If Serge Gainsbourg had written songs with The Velvet Underground, it might have sounded like The Liminanas. Somebody else wrote that, but it’s a great way to describe the sultry, fuzz-drenched basement-sound of the trio from Perpignan. Their second album Crystal Anis is out, and the second you hear the bass in Ballade pour Clive, you’ll get the Gainsbourg-reference. This is music to listen to with darkdarkdark-shades on, while Super8-porn is being shown on the screen in the humid cellar, the leather-clad crowd is getting anxious yet you’re keeping it cool. You might dance. Horizontally or vertical, maybe both. Gimme another shot, barkeep!
See a video for an English track from their debut album here.
Listen to their Beach Boys cover here

The Liminanas – Ballade pour Clive

Granville

Californian fuzz mixed with Normandic charm – that’s Granville. A quartet, Melissa Dubourg is the female singer. They made a few singles, notably Slow (great video), and the just released Jersey b/w La Ville Sauvage (see Bandcamp). They cite Best Coast and Françoise Hardy as influences. Keep an eye on’m! Listen to a Filles & Garçons remix here. Acoustic session here.

Granville – La ville sauvage

Lisa Leblanc

It takes a real woman to write a guestpost on, well, a real woman. Natasha on fellow Canadian Lisa Leblanc:

When singer Lisa Leblanc belts, “Maybe tomorrow will be better, but today my life is shit”, the Acadian-Canadian singer, who accompanies herself on the banjo, is pouring out her guts for real. The first time I saw her in the video of “Aujourd’hui, Ma Vie C’est D’la Marde” (‘marde’ = ‘merde’ in Canadian French), I was like a moose caught in the headlights, bought the physical CD my first day back in Montréal on holiday this summer and played everywhere.

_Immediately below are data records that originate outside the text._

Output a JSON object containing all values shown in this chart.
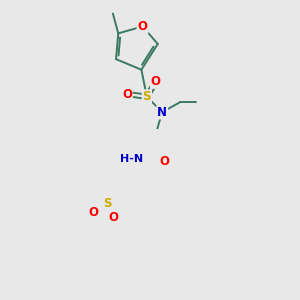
{
  "background_color": "#e8e8e8",
  "bond_color": "#3a7a60",
  "atom_colors": {
    "O": "#ff0000",
    "N": "#0000cc",
    "S": "#ccaa00",
    "C": "#3a7a60",
    "H": "#607070"
  },
  "font_size_atom": 8.5,
  "figsize": [
    3.0,
    3.0
  ],
  "dpi": 100
}
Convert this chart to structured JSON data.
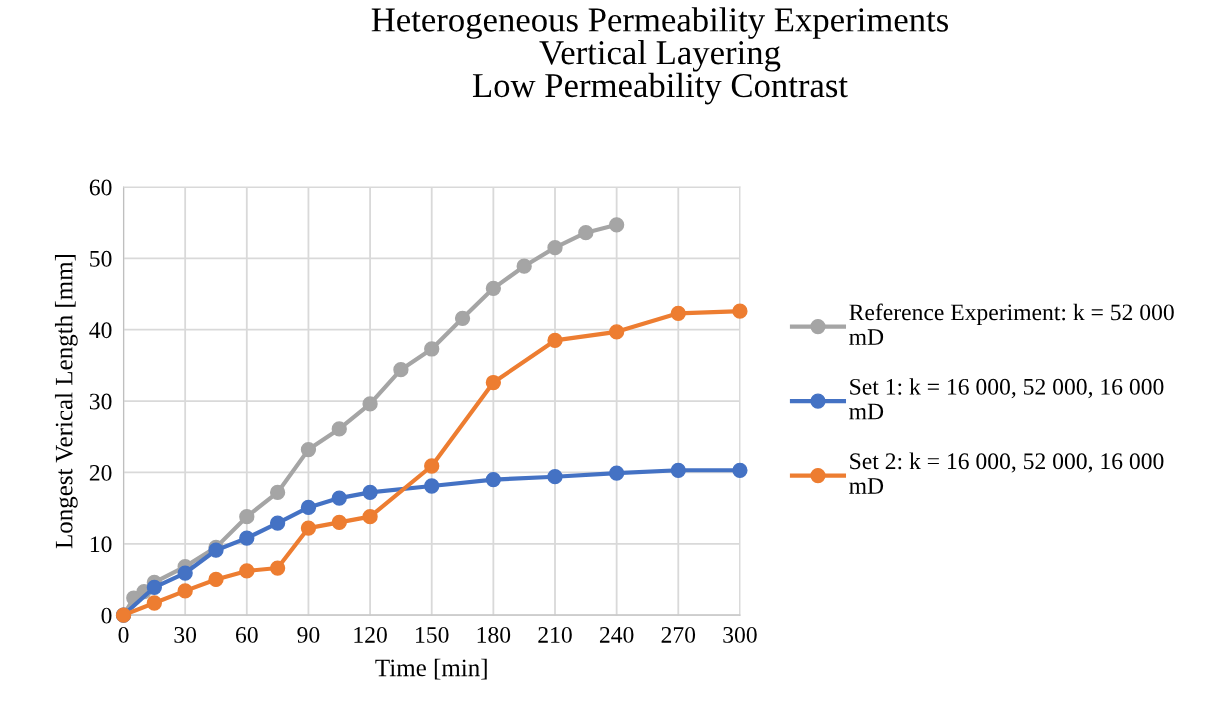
{
  "chart_data": {
    "type": "line",
    "title": "Heterogeneous Permeability Experiments\nVertical Layering\nLow Permeability Contrast",
    "xlabel": "Time [min]",
    "ylabel": "Longest Verical Length [mm]",
    "xlim": [
      0,
      300
    ],
    "xticks": [
      0,
      30,
      60,
      90,
      120,
      150,
      180,
      210,
      240,
      270,
      300
    ],
    "ylim": [
      0,
      60
    ],
    "yticks": [
      0,
      10,
      20,
      30,
      40,
      50,
      60
    ],
    "grid": true,
    "legend": "right",
    "marker": "circle",
    "line_style": "solid",
    "series": [
      {
        "name": "Reference Experiment: k = 52 000\nmD",
        "color": "#a5a5a5",
        "x": [
          0,
          5,
          10,
          15,
          30,
          45,
          60,
          75,
          90,
          105,
          120,
          135,
          150,
          165,
          180,
          195,
          210,
          225,
          240
        ],
        "values": [
          0,
          2.4,
          3.3,
          4.6,
          6.8,
          9.5,
          13.8,
          17.2,
          23.2,
          26.1,
          29.6,
          34.4,
          37.3,
          41.6,
          45.8,
          48.9,
          51.5,
          53.6,
          54.7
        ]
      },
      {
        "name": "Set 1: k = 16 000, 52 000, 16 000\nmD",
        "color": "#4472c4",
        "x": [
          0,
          15,
          30,
          45,
          60,
          75,
          90,
          105,
          120,
          150,
          180,
          210,
          240,
          270,
          300
        ],
        "values": [
          0,
          3.9,
          5.9,
          9.1,
          10.8,
          12.9,
          15.1,
          16.4,
          17.2,
          18.1,
          19.0,
          19.4,
          19.9,
          20.3,
          20.3
        ]
      },
      {
        "name": "Set 2: k = 16 000, 52 000, 16 000\nmD",
        "color": "#ed7d31",
        "x": [
          0,
          15,
          30,
          45,
          60,
          75,
          90,
          105,
          120,
          150,
          180,
          210,
          240,
          270,
          300
        ],
        "values": [
          0,
          1.7,
          3.4,
          5.0,
          6.2,
          6.6,
          12.2,
          13.0,
          13.8,
          20.9,
          32.6,
          38.5,
          39.7,
          42.3,
          42.6
        ]
      }
    ]
  }
}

Leblanc calls her music ‘trash-folk’, and her first eponymous album, which came out in March, is catching on like wild fire in French-speaking Canada. Ironically, she says her music is all about trashing the ‘fi-filles’, the very kind of girly girls you’ll find on this blog. The ones that steal her boyfriends because of their perky assets, the ones that sing lovey-dovey ‘Céline Dion’ type songs and can’t write or play an instrument. Leblanc beats the musical crap out of all them, but sleeps alone, as there’s always a price to pay for being a real woman.

What’s an Acadian? Cajun, Acadian, keep pronouncing them until they sound the same. Those people down in Louisiana are descendants of Acadians from Canada’s Eastern province New Brunswick where 40% of the population speaks French, peppered with lots of English nouns, like fellow female singers Marie-Jo Thério and Edith Butler.

Lisa Leblanc – Aujourd’hui, Ma Vie C’est D’la Marde
Lisa Leblanc – Cerveau Ramolli

Barbara Lune video

Remember to brush your teeth afterwards. It’s bubblegumpop with sugarlevels up to eleven. But, sigh, what a girl.